A 2011 founding member of the now-defunct Metchosin club, Scott delivered more than 100 speeches and completed leadership assignments, including serving as the Sooke club’s coach for over a year.
The journey brought numerous intrinsic rewards, however.
“When I started, I had little ambition and even less idea how good or bad I was at presenting,” Scott said.
“I attempted a talk at a conference that flopped and someone in the audience was brutally kind enough to tell me that the delivery was awful. When I saw a Toastmasters club was meeting near me, I thought I’d give it a go, but I wasn’t expecting much – I thought they focused on after-dinner speeches, roasts, that sort of thing.”
Toastmasters turned out to be a transformational self-improvement organization as rich as, say, Dale Carnegie, but more affordable.
“I’m constantly impressed by how the Toastmasters process works regardless of an individual’s level of progress – you can have one person who’s just started out and another who’s an expert speaker, and both will learn something at the same meeting,” Scott said.
Originally planning to stay “just for a few months,” Scott has participated ever since.
Scott has now written a book about how we must adapt to the future and speaks on the topic regularly, including courses at the University of Victoria and Royal Roads. He will address a working group in Britain’s House of Lords this November.

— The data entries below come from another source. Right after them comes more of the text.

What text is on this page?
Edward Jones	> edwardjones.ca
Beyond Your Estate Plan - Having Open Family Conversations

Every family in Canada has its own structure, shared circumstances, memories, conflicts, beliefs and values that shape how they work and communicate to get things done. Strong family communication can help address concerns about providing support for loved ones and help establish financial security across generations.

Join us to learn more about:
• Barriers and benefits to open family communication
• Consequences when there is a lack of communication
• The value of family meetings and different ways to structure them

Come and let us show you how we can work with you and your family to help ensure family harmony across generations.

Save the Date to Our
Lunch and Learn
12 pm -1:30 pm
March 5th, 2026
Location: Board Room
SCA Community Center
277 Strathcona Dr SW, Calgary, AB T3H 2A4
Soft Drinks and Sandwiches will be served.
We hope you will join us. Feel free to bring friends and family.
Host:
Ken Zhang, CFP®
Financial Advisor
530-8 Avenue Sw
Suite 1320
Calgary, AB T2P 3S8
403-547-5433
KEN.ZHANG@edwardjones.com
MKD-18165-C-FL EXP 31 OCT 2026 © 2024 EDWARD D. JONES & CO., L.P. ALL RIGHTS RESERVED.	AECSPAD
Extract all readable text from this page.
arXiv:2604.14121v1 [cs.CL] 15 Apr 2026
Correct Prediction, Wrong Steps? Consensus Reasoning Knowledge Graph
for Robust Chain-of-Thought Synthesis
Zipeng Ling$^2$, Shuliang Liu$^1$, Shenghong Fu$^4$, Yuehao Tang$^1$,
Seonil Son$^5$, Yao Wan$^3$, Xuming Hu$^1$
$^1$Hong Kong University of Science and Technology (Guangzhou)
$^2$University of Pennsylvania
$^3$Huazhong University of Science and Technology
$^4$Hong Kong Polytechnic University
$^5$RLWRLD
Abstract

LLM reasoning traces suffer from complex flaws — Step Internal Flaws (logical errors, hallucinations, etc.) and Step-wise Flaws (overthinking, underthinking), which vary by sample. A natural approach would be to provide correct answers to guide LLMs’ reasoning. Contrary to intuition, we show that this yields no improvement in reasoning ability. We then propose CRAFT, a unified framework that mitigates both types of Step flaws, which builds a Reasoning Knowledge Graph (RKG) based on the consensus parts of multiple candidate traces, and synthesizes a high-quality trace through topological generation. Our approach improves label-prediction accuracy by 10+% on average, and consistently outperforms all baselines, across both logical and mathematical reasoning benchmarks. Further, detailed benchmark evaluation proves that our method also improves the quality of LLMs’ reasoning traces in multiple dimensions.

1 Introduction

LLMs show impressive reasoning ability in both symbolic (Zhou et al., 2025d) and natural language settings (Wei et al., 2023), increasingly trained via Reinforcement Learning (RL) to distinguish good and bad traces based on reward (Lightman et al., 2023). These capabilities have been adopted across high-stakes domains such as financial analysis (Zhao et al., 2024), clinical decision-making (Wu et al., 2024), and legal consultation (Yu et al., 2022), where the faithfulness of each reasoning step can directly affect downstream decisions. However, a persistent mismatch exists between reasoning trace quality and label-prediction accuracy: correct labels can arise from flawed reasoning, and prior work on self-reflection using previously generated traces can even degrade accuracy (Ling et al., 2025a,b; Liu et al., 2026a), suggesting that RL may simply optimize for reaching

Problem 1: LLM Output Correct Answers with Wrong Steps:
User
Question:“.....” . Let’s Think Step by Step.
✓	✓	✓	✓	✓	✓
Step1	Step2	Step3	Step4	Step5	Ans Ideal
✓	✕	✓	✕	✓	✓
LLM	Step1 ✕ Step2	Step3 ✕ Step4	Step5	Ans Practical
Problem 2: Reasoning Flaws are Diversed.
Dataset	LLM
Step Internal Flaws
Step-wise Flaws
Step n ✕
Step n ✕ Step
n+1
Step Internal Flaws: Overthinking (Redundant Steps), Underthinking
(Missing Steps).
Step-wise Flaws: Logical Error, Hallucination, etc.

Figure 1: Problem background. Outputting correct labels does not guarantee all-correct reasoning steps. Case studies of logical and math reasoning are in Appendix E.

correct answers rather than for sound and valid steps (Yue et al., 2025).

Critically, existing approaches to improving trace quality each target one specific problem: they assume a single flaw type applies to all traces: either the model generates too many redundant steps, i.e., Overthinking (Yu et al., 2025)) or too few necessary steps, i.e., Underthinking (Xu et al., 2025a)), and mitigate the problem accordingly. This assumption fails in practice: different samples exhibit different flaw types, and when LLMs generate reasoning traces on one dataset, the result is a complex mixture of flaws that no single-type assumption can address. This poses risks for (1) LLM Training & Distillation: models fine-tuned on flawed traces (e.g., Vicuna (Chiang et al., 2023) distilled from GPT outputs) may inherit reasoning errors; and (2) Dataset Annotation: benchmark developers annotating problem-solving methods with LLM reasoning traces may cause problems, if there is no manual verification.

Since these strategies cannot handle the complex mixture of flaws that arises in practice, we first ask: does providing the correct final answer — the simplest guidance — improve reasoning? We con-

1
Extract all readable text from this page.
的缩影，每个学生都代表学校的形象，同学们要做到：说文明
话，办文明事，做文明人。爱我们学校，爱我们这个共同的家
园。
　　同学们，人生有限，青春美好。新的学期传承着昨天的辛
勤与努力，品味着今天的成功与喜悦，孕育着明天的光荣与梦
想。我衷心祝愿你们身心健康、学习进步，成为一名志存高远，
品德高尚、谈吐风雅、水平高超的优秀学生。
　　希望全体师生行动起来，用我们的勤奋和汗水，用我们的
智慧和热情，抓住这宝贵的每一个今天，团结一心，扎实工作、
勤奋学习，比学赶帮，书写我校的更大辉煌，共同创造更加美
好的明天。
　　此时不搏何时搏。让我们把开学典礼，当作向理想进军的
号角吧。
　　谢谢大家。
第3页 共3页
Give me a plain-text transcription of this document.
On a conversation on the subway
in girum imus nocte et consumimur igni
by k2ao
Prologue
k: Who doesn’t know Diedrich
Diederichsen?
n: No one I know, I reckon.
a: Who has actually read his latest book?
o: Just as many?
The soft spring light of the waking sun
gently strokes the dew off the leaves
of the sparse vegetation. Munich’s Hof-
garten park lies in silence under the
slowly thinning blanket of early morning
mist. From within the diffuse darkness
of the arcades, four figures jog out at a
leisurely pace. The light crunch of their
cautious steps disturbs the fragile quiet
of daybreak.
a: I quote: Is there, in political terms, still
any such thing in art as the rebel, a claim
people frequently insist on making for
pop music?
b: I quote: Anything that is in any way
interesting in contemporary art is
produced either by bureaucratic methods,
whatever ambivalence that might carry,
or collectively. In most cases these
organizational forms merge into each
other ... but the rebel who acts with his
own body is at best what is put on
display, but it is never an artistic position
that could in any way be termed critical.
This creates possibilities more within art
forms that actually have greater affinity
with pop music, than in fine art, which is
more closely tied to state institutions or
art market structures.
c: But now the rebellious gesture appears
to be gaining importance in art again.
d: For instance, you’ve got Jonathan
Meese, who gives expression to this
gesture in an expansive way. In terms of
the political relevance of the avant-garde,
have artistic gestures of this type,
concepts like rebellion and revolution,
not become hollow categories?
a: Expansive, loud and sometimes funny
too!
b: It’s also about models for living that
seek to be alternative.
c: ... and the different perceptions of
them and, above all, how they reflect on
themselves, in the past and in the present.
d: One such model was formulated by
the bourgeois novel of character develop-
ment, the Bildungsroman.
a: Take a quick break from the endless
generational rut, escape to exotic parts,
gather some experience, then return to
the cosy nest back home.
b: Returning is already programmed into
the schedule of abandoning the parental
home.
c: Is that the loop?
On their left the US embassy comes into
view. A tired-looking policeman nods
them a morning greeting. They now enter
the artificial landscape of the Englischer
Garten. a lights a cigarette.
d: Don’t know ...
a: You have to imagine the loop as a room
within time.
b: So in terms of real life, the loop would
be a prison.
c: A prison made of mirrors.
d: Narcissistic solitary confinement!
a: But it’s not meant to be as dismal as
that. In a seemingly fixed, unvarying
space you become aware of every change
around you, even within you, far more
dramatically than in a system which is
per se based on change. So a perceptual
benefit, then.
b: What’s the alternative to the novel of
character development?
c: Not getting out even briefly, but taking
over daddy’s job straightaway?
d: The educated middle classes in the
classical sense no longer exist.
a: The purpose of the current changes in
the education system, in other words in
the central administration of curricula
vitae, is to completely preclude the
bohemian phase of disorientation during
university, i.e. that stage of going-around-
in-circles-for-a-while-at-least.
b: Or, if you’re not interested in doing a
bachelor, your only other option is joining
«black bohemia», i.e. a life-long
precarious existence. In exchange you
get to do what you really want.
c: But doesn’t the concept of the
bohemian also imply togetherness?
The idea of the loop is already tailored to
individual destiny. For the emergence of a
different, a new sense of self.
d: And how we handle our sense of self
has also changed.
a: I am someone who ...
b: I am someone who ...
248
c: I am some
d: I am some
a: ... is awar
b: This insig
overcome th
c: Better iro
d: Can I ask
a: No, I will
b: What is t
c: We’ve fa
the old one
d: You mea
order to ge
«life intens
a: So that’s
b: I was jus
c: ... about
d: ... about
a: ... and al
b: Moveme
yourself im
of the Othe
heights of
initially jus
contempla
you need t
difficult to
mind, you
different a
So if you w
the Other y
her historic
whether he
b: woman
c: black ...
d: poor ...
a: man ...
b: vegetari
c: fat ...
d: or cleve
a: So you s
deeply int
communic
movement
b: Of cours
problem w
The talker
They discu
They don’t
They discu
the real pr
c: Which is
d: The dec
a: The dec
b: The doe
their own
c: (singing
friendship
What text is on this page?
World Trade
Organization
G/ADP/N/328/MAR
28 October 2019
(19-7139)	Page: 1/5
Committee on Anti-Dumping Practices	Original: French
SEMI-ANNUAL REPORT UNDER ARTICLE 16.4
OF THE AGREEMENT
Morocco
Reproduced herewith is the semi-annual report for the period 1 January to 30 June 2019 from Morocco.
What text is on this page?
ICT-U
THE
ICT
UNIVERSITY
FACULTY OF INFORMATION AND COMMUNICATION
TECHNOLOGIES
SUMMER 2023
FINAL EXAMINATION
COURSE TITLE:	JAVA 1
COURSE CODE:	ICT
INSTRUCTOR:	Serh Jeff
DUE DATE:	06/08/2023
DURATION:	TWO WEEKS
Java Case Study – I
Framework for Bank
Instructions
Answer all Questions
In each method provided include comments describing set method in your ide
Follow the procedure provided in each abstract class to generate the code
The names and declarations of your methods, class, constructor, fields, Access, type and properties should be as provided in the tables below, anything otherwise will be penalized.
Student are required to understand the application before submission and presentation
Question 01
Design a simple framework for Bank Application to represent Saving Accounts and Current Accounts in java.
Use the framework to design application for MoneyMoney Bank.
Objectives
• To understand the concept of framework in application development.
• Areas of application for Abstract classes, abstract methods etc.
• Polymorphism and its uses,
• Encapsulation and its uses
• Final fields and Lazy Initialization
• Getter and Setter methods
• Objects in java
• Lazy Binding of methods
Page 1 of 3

“There’s no way prior to Toastmasters that I could have imagined myself doing such a thing,” he said.
At the same meeting area director Karen Hall was presented the club with the President’s Distinguished Award, the highest level of recognition, for its members’ achievements in educational progress and membership growth.
“We have an eclectic mix of people in our club,” said Marlene Barry, club president.
“We all bring skills and challenges to the table. We have a lot of fun while learning and encouraging each other.”
Toastmasters is in nearly 150 countries and has nearly 400,000 members.
Sooke Harbour Toastmasters meets Tuesday nights, 7 to 8:30 p.m., in the assisted community living room at Ayre Manor, 6754 Ayre Rd.